Au bout du compte, les deux crises (politique et économique) s’autoentretiennent et s’aggravent mutuellement au jour le jour. L’instabilité politique chronique plombe la croissance économique et l’absence de création de richesses, liée à cette instabilité politique, limite les possibilités de création d’emplois.

Le taux de chômage des jeunes s’avère très élevé, renforçant ainsi leur précarité financière et sociale. Celle-ci constitue un terreau fertile à la manipulation politique et à l’instabilité politique qui tue la croissance économique. Cette faible croissance économique (ou encore le taux de croissance économique négatif en 2019) représente une menace permanente pour la stabilité politique en Haïti.

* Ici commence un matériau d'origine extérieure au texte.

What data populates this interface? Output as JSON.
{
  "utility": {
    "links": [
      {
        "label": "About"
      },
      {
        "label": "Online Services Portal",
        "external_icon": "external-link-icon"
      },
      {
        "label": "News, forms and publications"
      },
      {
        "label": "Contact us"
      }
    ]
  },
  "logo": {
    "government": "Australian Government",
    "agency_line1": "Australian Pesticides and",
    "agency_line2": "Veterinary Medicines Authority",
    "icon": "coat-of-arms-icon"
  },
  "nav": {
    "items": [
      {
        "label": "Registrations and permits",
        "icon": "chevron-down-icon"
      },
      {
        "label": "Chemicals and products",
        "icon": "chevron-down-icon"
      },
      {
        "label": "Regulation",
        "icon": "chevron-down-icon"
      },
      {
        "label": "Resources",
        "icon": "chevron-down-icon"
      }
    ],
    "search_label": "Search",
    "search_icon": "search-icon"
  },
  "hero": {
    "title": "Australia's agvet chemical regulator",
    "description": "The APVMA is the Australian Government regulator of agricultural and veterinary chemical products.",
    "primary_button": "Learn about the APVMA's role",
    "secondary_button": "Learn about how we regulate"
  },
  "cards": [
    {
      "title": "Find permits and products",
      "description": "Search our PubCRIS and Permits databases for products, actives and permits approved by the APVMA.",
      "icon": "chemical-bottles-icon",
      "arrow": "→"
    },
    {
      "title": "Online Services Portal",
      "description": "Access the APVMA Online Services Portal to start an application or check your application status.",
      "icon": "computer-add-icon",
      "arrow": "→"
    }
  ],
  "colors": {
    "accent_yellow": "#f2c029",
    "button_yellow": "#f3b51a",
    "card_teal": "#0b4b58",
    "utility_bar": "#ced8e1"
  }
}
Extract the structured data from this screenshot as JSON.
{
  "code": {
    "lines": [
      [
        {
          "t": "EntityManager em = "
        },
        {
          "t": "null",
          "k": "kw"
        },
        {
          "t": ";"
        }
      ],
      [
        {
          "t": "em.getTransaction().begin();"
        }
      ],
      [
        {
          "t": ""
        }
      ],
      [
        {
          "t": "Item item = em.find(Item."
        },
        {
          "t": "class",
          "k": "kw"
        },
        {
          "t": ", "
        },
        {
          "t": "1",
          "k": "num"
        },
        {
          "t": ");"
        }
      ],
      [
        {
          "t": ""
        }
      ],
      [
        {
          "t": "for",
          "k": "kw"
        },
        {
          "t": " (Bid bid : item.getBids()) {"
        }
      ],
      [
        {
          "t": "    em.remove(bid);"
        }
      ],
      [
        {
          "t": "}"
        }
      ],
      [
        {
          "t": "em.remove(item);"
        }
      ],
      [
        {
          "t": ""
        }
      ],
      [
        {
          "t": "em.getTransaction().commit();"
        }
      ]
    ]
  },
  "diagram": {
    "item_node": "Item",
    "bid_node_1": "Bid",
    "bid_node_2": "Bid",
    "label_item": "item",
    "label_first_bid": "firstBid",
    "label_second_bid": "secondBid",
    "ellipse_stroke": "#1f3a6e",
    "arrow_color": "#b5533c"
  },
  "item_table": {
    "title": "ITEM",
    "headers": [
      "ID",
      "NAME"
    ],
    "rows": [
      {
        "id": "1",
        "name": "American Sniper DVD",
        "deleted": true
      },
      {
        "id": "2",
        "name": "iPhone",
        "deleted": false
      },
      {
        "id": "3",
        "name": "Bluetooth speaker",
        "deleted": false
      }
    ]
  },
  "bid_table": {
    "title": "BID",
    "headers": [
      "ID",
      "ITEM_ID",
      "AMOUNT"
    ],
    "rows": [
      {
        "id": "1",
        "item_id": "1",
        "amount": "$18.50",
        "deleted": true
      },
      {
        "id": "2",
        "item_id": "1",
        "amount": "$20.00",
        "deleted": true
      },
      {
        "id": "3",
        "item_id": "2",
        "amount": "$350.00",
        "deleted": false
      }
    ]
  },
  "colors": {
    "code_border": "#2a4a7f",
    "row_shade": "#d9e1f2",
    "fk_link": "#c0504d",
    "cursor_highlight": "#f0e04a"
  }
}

Les perspectives pour l’année 2020 ne sont guère reluisantes. Les projections à moyen terme du FMI ne prévoient pas de grandes réformes, mais espèrent une très faible reprise de la croissance autour de 0,9 % à l’horizon 2021. Dans le contexte actuel, prévient le FMI, il serait difficile d’envisager un taux d’inflation très en-deçà de 20 % par an pour les deux prochaines années. De même, la croissance potentielle est estimée à 1,5 % par an à plus long terme par le gendarme des finances publiques mondiales.

La décennie 2020-2030 s’annonce donc très mal. Comme c’était le cas pour 2010-2020 avec le tremblement de terre. Et pourtant, le régime « Tèt kale » propageait sans modération le slogan : « Haïti, pays émergent à l’horizon 2030 ». Avec la tendance actuelle, ce ne sera pas le cas même en 2130.